Les nominations par des organisations représentatives (syndicats, associations, etc.) au Cese sont effectives cinq ans, renouvelables ou à la discrétion de l'exécutif, qui désigne des personnes qualifiées. Force est de constater que les membres issus du paritarisme représentent plus de la majorité : 130 conseillers, dont 69 issus des syndicats de salariés et 61 représentants patronaux ou indépendants. Le reste des sièges se partage entre les représentants associatifs et environnementaux, ainsi que les 40 personnes qualifiées que le gouvernement choisit. Leur avis est seulement consultatif. Le gouvernement ne saisit le Cese que 5 à 6 fois par an. Pour alimenter son programme de travail, l'institution n'a d'autre choix que de «s'autosaisir».
A l'occasion de la réforme constitutionnelle, le gouvernement espère transformer le Cese en une «chambre du futur» de, non plus 233, mais 155 membres (les 40 nommés par le gouvernement seront désormais choisis par les organisations syndicales ou les associations). Cette «nouvelle» chambre aura pour mission d'éclairer les pouvoirs publics sur les enjeux économiques, sociaux et environnementaux, en s'appuyant sur les expertises nécessaires. Elle organisera la consultation du public.
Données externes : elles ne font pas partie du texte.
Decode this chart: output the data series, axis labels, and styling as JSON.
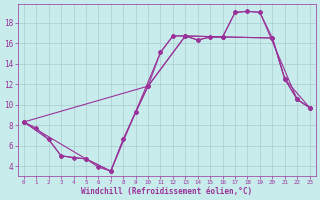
{
  "xlabel": "Windchill (Refroidissement éolien,°C)",
  "background_color": "#c8ecec",
  "line_color": "#993399",
  "grid_color": "#aacccc",
  "xlim": [
    -0.5,
    23.5
  ],
  "ylim": [
    3.0,
    19.8
  ],
  "yticks": [
    4,
    6,
    8,
    10,
    12,
    14,
    16,
    18
  ],
  "xticks": [
    0,
    1,
    2,
    3,
    4,
    5,
    6,
    7,
    8,
    9,
    10,
    11,
    12,
    13,
    14,
    15,
    16,
    17,
    18,
    19,
    20,
    21,
    22,
    23
  ],
  "line1_x": [
    0,
    1,
    2,
    3,
    4,
    5,
    6,
    7,
    8,
    9,
    10,
    11,
    12,
    13,
    14,
    15,
    16,
    17,
    18,
    19,
    20,
    21,
    22,
    23
  ],
  "line1_y": [
    8.3,
    7.7,
    6.6,
    5.0,
    4.8,
    4.7,
    3.9,
    3.5,
    6.6,
    9.3,
    11.8,
    15.1,
    16.7,
    16.7,
    16.3,
    16.6,
    16.6,
    19.0,
    19.1,
    19.0,
    16.5,
    12.5,
    10.5,
    9.7
  ],
  "line2_x": [
    0,
    2,
    3,
    5,
    7,
    9,
    11,
    12,
    13,
    14,
    15,
    16,
    17,
    18,
    19,
    22,
    23
  ],
  "line2_y": [
    8.3,
    6.6,
    5.0,
    4.7,
    3.5,
    9.3,
    15.1,
    16.7,
    16.7,
    16.3,
    16.6,
    16.6,
    19.0,
    19.1,
    19.0,
    10.5,
    9.7
  ],
  "line3_x": [
    0,
    10,
    13,
    16,
    20,
    21,
    23
  ],
  "line3_y": [
    8.3,
    11.8,
    16.7,
    16.6,
    16.5,
    12.5,
    9.7
  ],
  "line4_x": [
    0,
    5,
    7,
    8,
    10,
    13,
    16,
    20,
    21,
    22,
    23
  ],
  "line4_y": [
    8.3,
    4.7,
    3.5,
    6.6,
    11.8,
    16.7,
    16.6,
    16.5,
    12.5,
    10.5,
    9.7
  ]
}
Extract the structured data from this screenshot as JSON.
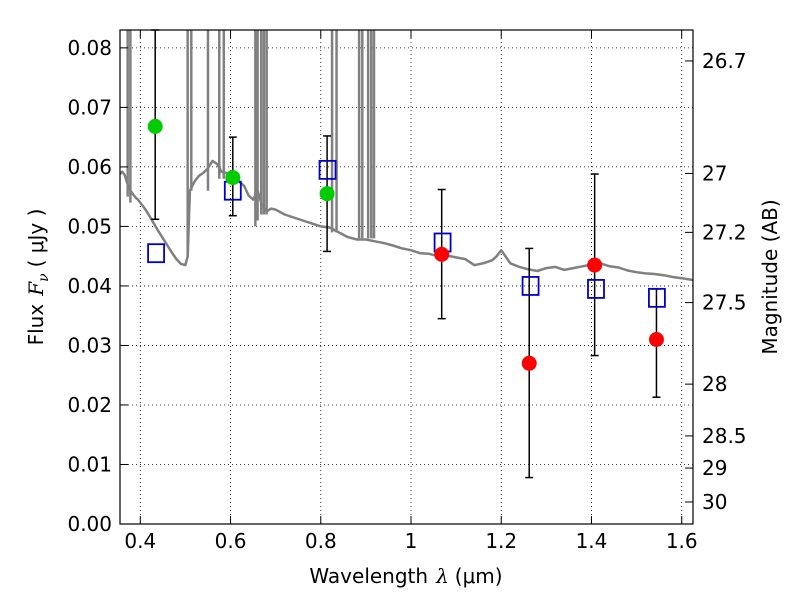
{
  "chart_data": {
    "type": "scatter",
    "xlabel": "Wavelength",
    "xlabel_symbol": "λ",
    "xlabel_unit": "(μm)",
    "ylabel": "Flux",
    "ylabel_symbol": "F",
    "ylabel_sub": "ν",
    "ylabel_unit": "( μJy )",
    "ylabel_right": "Magnitude (AB)",
    "xlim": [
      0.355,
      1.625
    ],
    "ylim": [
      0,
      0.083
    ],
    "grid": true,
    "x_ticks": [
      0.4,
      0.6,
      0.8,
      1.0,
      1.2,
      1.4,
      1.6
    ],
    "x_tick_labels": [
      "0.4",
      "0.6",
      "0.8",
      "1",
      "1.2",
      "1.4",
      "1.6"
    ],
    "y_ticks": [
      0,
      0.01,
      0.02,
      0.03,
      0.04,
      0.05,
      0.06,
      0.07,
      0.08
    ],
    "y_tick_labels": [
      "0.00",
      "0.01",
      "0.02",
      "0.03",
      "0.04",
      "0.05",
      "0.06",
      "0.07",
      "0.08"
    ],
    "right_axis": {
      "ticks": [
        {
          "label": "26.7",
          "flux": 0.0778
        },
        {
          "label": "27",
          "flux": 0.0589
        },
        {
          "label": "27.2",
          "flux": 0.049
        },
        {
          "label": "27.5",
          "flux": 0.0372
        },
        {
          "label": "28",
          "flux": 0.0235
        },
        {
          "label": "28.5",
          "flux": 0.0148
        },
        {
          "label": "29",
          "flux": 0.0094
        },
        {
          "label": "30",
          "flux": 0.0037
        }
      ]
    },
    "series": [
      {
        "type": "line",
        "color": "#808080",
        "x": [
          0.355,
          0.36,
          0.365,
          0.37,
          0.375,
          0.38,
          0.385,
          0.39,
          0.395,
          0.4,
          0.41,
          0.42,
          0.43,
          0.44,
          0.45,
          0.46,
          0.47,
          0.48,
          0.49,
          0.5,
          0.505,
          0.51,
          0.52,
          0.53,
          0.54,
          0.55,
          0.56,
          0.57,
          0.58,
          0.59,
          0.6,
          0.61,
          0.62,
          0.63,
          0.64,
          0.65,
          0.66,
          0.67,
          0.68,
          0.69,
          0.7,
          0.72,
          0.74,
          0.76,
          0.78,
          0.8,
          0.82,
          0.84,
          0.86,
          0.88,
          0.9,
          0.92,
          0.94,
          0.96,
          0.98,
          1.0,
          1.02,
          1.04,
          1.06,
          1.08,
          1.1,
          1.12,
          1.14,
          1.16,
          1.18,
          1.19,
          1.2,
          1.22,
          1.24,
          1.26,
          1.28,
          1.3,
          1.32,
          1.34,
          1.36,
          1.38,
          1.4,
          1.42,
          1.44,
          1.46,
          1.48,
          1.5,
          1.52,
          1.54,
          1.56,
          1.58,
          1.6,
          1.625
        ],
        "y": [
          0.0588,
          0.0592,
          0.0587,
          0.0575,
          0.0565,
          0.0558,
          0.0553,
          0.0548,
          0.0545,
          0.054,
          0.053,
          0.0518,
          0.0505,
          0.0492,
          0.048,
          0.0468,
          0.0456,
          0.0445,
          0.0437,
          0.0435,
          0.045,
          0.056,
          0.0575,
          0.0585,
          0.059,
          0.0598,
          0.061,
          0.0605,
          0.0592,
          0.059,
          0.0585,
          0.058,
          0.0575,
          0.0568,
          0.0552,
          0.0545,
          0.056,
          0.0535,
          0.0525,
          0.053,
          0.0528,
          0.052,
          0.0515,
          0.051,
          0.0505,
          0.05,
          0.0498,
          0.049,
          0.0482,
          0.0478,
          0.0478,
          0.0475,
          0.0472,
          0.0468,
          0.0463,
          0.046,
          0.0455,
          0.0454,
          0.045,
          0.0451,
          0.0448,
          0.0445,
          0.0435,
          0.0438,
          0.0443,
          0.045,
          0.046,
          0.0438,
          0.0432,
          0.0428,
          0.0425,
          0.043,
          0.0432,
          0.0427,
          0.043,
          0.0433,
          0.0436,
          0.0438,
          0.0433,
          0.0431,
          0.0426,
          0.0423,
          0.0421,
          0.042,
          0.0418,
          0.0415,
          0.0413,
          0.041
        ]
      }
    ],
    "spikes": [
      {
        "x": 0.372,
        "ymin": 0.055
      },
      {
        "x": 0.378,
        "ymin": 0.054
      },
      {
        "x": 0.505,
        "ymin": 0.045
      },
      {
        "x": 0.513,
        "ymin": 0.056
      },
      {
        "x": 0.55,
        "ymin": 0.056
      },
      {
        "x": 0.575,
        "ymin": 0.058
      },
      {
        "x": 0.585,
        "ymin": 0.058
      },
      {
        "x": 0.655,
        "ymin": 0.05
      },
      {
        "x": 0.66,
        "ymin": 0.051
      },
      {
        "x": 0.668,
        "ymin": 0.052
      },
      {
        "x": 0.674,
        "ymin": 0.052
      },
      {
        "x": 0.68,
        "ymin": 0.052
      },
      {
        "x": 0.825,
        "ymin": 0.049
      },
      {
        "x": 0.835,
        "ymin": 0.049
      },
      {
        "x": 0.885,
        "ymin": 0.048
      },
      {
        "x": 0.892,
        "ymin": 0.048
      },
      {
        "x": 0.905,
        "ymin": 0.048
      },
      {
        "x": 0.912,
        "ymin": 0.048
      },
      {
        "x": 0.918,
        "ymin": 0.048
      }
    ],
    "squares": {
      "color": "#0000cc",
      "x": [
        0.435,
        0.605,
        0.815,
        1.07,
        1.265,
        1.41,
        1.545
      ],
      "y": [
        0.0455,
        0.056,
        0.0595,
        0.0473,
        0.04,
        0.0395,
        0.038
      ]
    },
    "green_points": {
      "color": "#00cc00",
      "x": [
        0.433,
        0.605,
        0.814
      ],
      "y": [
        0.0668,
        0.0582,
        0.0555
      ],
      "yerr_low": [
        0.0512,
        0.0518,
        0.0458
      ],
      "yerr_high": [
        0.083,
        0.065,
        0.0652
      ]
    },
    "red_points": {
      "color": "#ff0000",
      "x": [
        1.068,
        1.262,
        1.407,
        1.544
      ],
      "y": [
        0.0453,
        0.027,
        0.0435,
        0.031
      ],
      "yerr_low": [
        0.0345,
        0.0078,
        0.0283,
        0.0213
      ],
      "yerr_high": [
        0.0562,
        0.0463,
        0.0588,
        0.0395
      ]
    }
  }
}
Elle pourra être saisie par voie de pétition. La chambre sera systématiquement saisie des projets de loi ayant un objet économique, social ou environnemental, mais facultativement sur d'autres textes ainsi que les propositions de loi. L'avis de la chambre sera publié avant celui du Conseil d'État. Le Cese nouvelle formule aura de nouvelles compétences et pourrait devenir un «réceptacle des pétitions citoyennes».
Des fonds mal employés
Au vu des performances et des coûts de fonctionnement du Cese, une réforme constitutionnelle plus ambitieuse aurait été la bienvenue. On ne peut que rester sur sa faim. Pas un mot des Ceser et Cesel au niveau organique ou ordinaire afin de consolider la réforme au niveau territorial. Par ailleurs, en quoi cette assemblée de la «société civile», qui est en fait une assemblée paritaire (comme un grand nombre de nos organismes sociaux), représente-t-elle la société civile (déjà représentée par le Parlement) ? En quoi peut-elle éclairer le Parlement qui cherche lui-même à se doter (angle mort de la réforme constitutionnelle du gouvernement) d'un organe d'audit indépendant comme en bénéficient les Parlements des grandes démocraties ? La solution était, non pas de réduire (même si c'est un pas en avant), mais de supprimer les Cese et Ceser afin d'économiser 100 millions d'euros de budget, dont une partie pourrait largement financer l'essentielle mission de contrôle de politiques publiques de notre Parlement, et par voie de conséquence interdire les Cesel, puisque les budgets des communes sont aujourd'hui contraints. D'où cette note de 3/10.